Борис так и застыл с открытым ртом, глядя на обернувшуюся к нему высокую и здоровенную деваху. Но тут раздался общий хохот, и жених с облегчением вздохнул. Так тебе и позволят в Арктике прилететь инкогнито!
Какой была, такой осталась — звонкой, насмешливой и донельзя самостоятельной. За все годы только раз всплакнула, не лежало у нее сердце отпускать мужа в эту экспедицию. Еле уговорил… Уж очень батя просил, привык за два совместных похода. Удачливым слыл батя, многие радисты к нему набивались, а тут сам кланяется: пойдем, Борька, тряхнем стариной. Поломался для виду, потешил свою гордость и согласился. Все, теперь если зимовать, только на дрейфующую станцию. Там ночь не ночь, самолет всегда прилетит, елку, почту, посылки сбросит — и человеком себя чувствуешь. А лучше всего вообще кончать с поляркой: дети в школу пошли — отцовский глаз нужен, да и Таньку грех вводить во искушение слишком длительной свободой. Вернусь — и швартуйся, Борис Григорьевич, на вечную стоянку в Черемушках. Из тридцати пяти лет чистых десять прожито в полярке. Мало? Много!

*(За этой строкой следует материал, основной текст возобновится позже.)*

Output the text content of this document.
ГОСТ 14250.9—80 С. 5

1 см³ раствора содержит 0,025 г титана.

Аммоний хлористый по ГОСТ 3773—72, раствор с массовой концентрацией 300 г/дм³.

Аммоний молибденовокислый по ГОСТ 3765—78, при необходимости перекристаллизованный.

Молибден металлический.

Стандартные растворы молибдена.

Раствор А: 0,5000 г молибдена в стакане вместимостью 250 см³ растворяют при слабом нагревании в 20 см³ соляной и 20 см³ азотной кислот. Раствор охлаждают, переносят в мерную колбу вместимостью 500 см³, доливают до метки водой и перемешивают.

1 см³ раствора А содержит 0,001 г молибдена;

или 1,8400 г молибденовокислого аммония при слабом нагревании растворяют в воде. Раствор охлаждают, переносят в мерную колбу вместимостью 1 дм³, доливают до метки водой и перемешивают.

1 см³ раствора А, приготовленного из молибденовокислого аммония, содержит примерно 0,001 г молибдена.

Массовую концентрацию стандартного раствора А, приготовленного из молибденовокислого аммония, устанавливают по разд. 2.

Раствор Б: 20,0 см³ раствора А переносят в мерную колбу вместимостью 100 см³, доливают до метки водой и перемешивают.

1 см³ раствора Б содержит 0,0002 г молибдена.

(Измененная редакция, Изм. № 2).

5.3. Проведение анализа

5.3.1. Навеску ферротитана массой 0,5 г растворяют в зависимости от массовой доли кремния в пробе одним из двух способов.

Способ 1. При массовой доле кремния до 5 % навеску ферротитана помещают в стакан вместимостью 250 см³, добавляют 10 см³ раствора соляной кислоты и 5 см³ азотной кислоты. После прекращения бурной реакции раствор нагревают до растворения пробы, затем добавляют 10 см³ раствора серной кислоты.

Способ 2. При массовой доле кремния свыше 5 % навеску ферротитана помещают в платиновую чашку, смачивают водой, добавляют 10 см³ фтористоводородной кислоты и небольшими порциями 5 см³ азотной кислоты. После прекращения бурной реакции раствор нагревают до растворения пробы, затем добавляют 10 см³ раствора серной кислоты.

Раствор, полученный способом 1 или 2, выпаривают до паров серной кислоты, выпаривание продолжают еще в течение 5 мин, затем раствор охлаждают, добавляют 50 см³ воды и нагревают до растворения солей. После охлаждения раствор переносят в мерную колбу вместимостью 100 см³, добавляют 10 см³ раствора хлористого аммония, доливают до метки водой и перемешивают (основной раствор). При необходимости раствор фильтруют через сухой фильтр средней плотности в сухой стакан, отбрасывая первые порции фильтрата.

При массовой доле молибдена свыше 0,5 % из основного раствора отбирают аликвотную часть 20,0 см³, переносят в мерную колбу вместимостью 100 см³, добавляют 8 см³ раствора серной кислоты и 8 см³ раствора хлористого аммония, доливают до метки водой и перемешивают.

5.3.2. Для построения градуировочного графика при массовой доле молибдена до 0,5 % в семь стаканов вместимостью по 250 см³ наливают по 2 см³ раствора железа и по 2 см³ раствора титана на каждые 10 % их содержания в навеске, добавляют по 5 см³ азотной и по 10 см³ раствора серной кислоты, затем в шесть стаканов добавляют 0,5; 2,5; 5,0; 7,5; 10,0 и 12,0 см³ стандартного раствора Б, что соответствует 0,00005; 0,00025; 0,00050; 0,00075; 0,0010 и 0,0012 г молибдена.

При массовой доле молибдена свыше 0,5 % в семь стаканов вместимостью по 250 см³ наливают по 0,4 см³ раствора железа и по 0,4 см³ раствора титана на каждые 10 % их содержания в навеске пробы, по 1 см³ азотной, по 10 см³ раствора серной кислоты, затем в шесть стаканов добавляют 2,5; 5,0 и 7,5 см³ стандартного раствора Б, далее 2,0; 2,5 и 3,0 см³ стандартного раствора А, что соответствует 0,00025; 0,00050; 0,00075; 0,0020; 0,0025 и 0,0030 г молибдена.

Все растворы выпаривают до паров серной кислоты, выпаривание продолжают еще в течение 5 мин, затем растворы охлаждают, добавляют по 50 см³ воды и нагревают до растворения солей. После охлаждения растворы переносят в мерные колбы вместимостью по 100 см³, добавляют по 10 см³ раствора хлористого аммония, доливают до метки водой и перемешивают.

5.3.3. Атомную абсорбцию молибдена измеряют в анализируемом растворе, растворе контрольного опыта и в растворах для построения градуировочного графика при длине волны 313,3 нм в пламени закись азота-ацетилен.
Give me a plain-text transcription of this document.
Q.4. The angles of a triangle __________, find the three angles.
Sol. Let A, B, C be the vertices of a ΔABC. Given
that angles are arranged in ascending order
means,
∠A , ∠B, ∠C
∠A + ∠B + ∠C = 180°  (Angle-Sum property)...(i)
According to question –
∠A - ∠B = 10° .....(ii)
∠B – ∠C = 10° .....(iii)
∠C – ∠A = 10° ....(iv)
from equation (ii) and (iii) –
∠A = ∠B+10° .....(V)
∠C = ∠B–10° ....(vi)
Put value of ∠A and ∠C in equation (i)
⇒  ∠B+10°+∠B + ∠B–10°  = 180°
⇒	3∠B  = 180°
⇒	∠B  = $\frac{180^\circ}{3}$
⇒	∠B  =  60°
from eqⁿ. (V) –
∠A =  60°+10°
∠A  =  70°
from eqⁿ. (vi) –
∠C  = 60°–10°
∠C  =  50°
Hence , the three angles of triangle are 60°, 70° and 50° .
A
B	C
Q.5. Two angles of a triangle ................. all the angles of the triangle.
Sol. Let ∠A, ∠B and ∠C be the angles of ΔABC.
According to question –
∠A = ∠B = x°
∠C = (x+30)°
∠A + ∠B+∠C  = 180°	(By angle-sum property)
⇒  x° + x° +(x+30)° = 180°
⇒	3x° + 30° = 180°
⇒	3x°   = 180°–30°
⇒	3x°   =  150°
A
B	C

Полчаса осталось, на стрелки смотреть тошно — как полудохлые мухи на солнце… Капроновые нервы у бати — заснул. Значит, все у него решено, раз позволил себе заснуть: сообщат курс — запевай, а не сообщат — пешком, ползком пойдем искать ворота. Найдешь их, как же — прямо в рай… Ребята небось в балке томятся, гадают, почему это сеанс затянулся. Уходили — как хоккеисты вратаря по плечу хлопали: «Давай, Борька». Им хорошо, они каждый за себя отвечают, а в шайбе всегда виноват вратарь. Спасибо, ребята, за любовь и доверие…»
Сунул руку в ящик стола, вытащил кипу листков. У Ленькиной матери день рождения, а поздравление не отправлено. Мамочка, скажем прямо, три радиограммы в неделю от сыночка требует, чуть задержка — поднимает тревогу на сто слов. И докторские родители такие же психи, а у них, как на грех, тридцатилетие супружеской жизни — вот она, Лешкина радиограмма. Тоже будут бить во все колокола. Догадаются в Мирном — соврут что-нибудь помехи, мол, в ионосфере. Хорошо еще, что свою родню не разбаловал, приучил: раз в неделю «Жив, здоров» — и никаких тебе слюней.
Снова заставил себя думать о другом. Ребята наверняка веник на радостях докуривают — Тошкин эрзац-табак. Этому шкету все нипочем, на собственных похоронах фортели будет выкидывать. Сидит братва, концентраты жует, а Тошка приютился в углу, язык набок, накорябал что-то на бумажке — и прошу, товарищ Маслов, принять срочную радиограмму от члена коллектива Петра Задирако: «На деревню дедушке Макарову Алексею Григорьевичу. Дорогой дедушка, возьми меня отсюда. Мясо все слопали, никому я больше здесь не нужен, а намедни Гаврилов хотел меня высушить и пустить на курево…» Животы надорвали. Нигде не пропадет Тошка — счастливый характер.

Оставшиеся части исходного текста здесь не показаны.